32.hafta sonunda United ile City arasındaki puan farkı 8'e yükselmişti.Ligin bitimine 6 hafta kala Manchester City için umutlar tükeniyordu.Ancak 33.haftada Wigan deplasmanından eli boş olarak dönen Kırmızı Şeytanlar, City'nin de kendi sahasında West Bromwich'i 4-0 mağlup etmesiyle puan farkının 5'e düşmesini sağlıyordu.34.haftada ise ManU sahasında Everton'la gol düellosu yaşanan maçta 4-4'lük sonuçla puan kaybı yaşıyordu.O hafta 3 puana inen fark Cityli taraftarları inanılmaz bir heyecana taşıyordu.Çünkü bitime 3 hafta kala ezeli rakiplerini kendi sahalarında ağırlayacak olan City'nin elinde müthiş bir şans vardı.Nitekim bu şansı geri çevirmeyen City, United'ı kitlediği ve sonuna kadar hakim oynadığı maçı Kompany'nin golüyle 1-0 kazanıyordu.Ligin bitimine 2 hafta kala liderlik koltuğuna oturan City için şampiyonluk artık daha yakındı.

Son 2 maçından ilkini deplasmanda sezonun flaş ekibi Newcastle United'la oynayan Manchester City, sahadan 2-0'lık galibiyetle ayrılıyor ve son hafta QPR'la  içeride şampiyonluk maçına çıkıyordu.Herkes bu maçı City'nin çok rahatlıkla kazanıp, 44 yıllık özleme son vermesini bekliyordu.Maçın ilk golü 38. dakikada Zabaleta'nın ayağından geliyordu.1-0'ın rahatlığıyla oynayan City, ikinci yarının hemen başında Lescott'un kademe hatasıyla topu ağlarında görüyordu.Sonrasında 54. dakikada Barton'ın atılmasıyla 10 kişi kalan QPR, 65. dakikada 2-1 öne geçiyordu.Etihad'da ölüm sessizliği hakimdi.İpler onların elindeydi, kalan sürede gole değil, gollere ihtiyaçları vardı.Bu işin psikolojik yanı oldukça büyüktü kuşkusuz.Fakat yıkılmayan City, skoru 2-2'ye getirmeyi geç olsa bile başarıyordu 90+1'de.2 dakika sonra ise 44 yıllık özlemi sona erdiren altın gol belki de City adına sezonun oyuncusu olan Agüero'dan geliyordu.Sonrasında ise malum.Etihad'dan çıkan taraftarlardan birisinin şu sözleri dikkat çekiyordu:" Daha önce hiç bu kadar yetişkin adamı bir arada ağlarken görmemiştim."

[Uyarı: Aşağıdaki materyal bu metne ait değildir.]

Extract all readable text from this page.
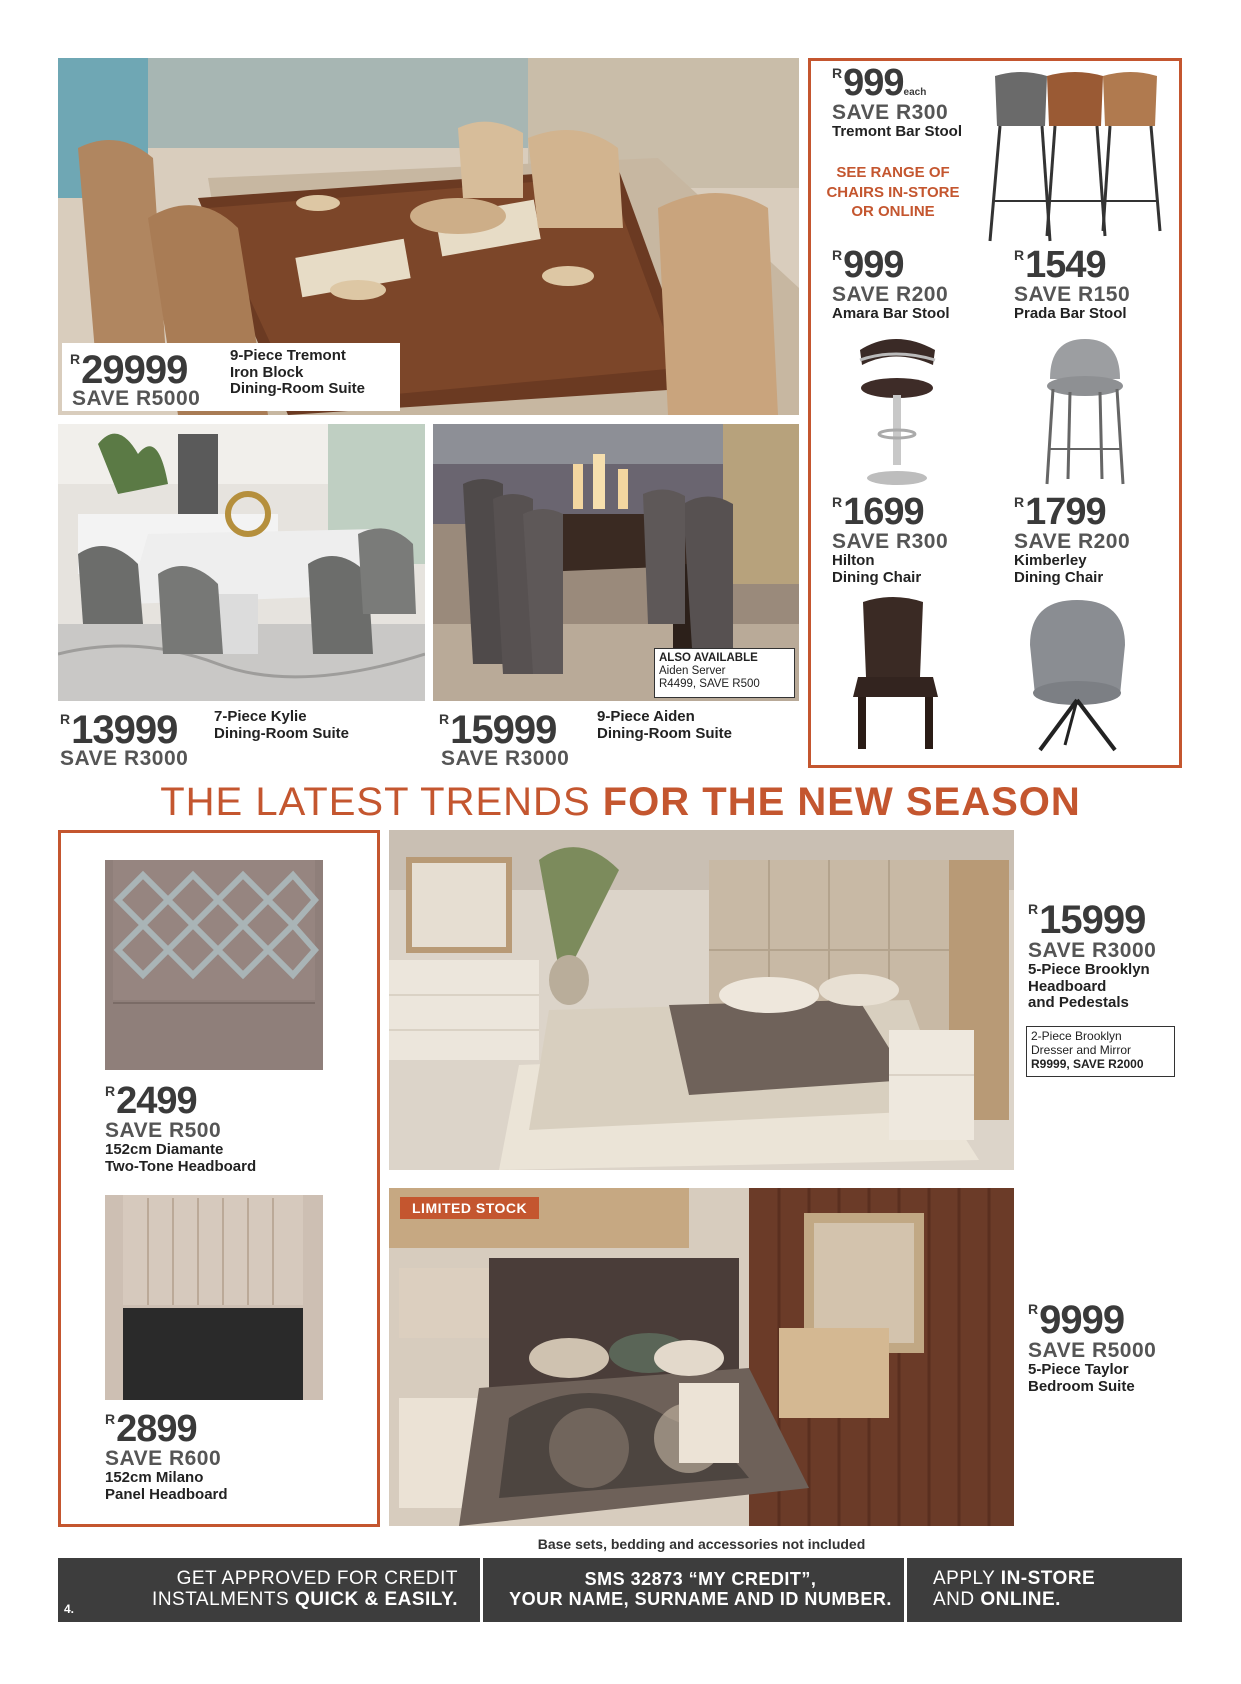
$^R$29999
SAVE R5000
9-Piece Tremont
Iron Block
Dining-Room Suite
$^R$13999
SAVE R3000
7-Piece Kylie
Dining-Room Suite
ALSO AVAILABLE
Aiden Server
R4499, SAVE R500
$^R$15999
SAVE R3000
9-Piece Aiden
Dining-Room Suite
$^R$999each
SAVE R300
Tremont Bar Stool
SEE RANGE OF
CHAIRS IN-STORE
OR ONLINE
$^R$999
SAVE R200
Amara Bar Stool
$^R$1549
SAVE R150
Prada Bar Stool
$^R$1699
SAVE R300
Hilton
Dining Chair
$^R$1799
SAVE R200
Kimberley
Dining Chair
THE LATEST TRENDS FOR THE NEW SEASON
$^R$2499
SAVE R500
152cm Diamante
Two-Tone Headboard
$^R$2899
SAVE R600
152cm Milano
Panel Headboard
$^R$15999
SAVE R3000
5-Piece Brooklyn
Headboard
and Pedestals
2-Piece Brooklyn
Dresser and Mirror
R9999, SAVE R2000
LIMITED STOCK
$^R$9999
SAVE R5000
5-Piece Taylor
Bedroom Suite
Base sets, bedding and accessories not included
GET APPROVED FOR CREDIT
INSTALMENTS QUICK & EASILY.
SMS 32873 “MY CREDIT”,
YOUR NAME, SURNAME AND ID NUMBER.
APPLY IN-STORE
AND ONLINE.
4.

City'nin şampiyonluğunda paranın mı yoksa azmin payı mı daha büyük karar size kalmış.Ancak futbolda paranın satın alamayacağı o inanç duygusunu takıma ve taraftara kazandırmayı başarmışlar.Ayrıca çıkan ana fikirlerden birisi de "parayla saadet oluyormuş" olabilir.44 yıl sonra gelen şampiyonluğun gelişinin bu şekilde olması kaderin bir cilvesi olsa gerek.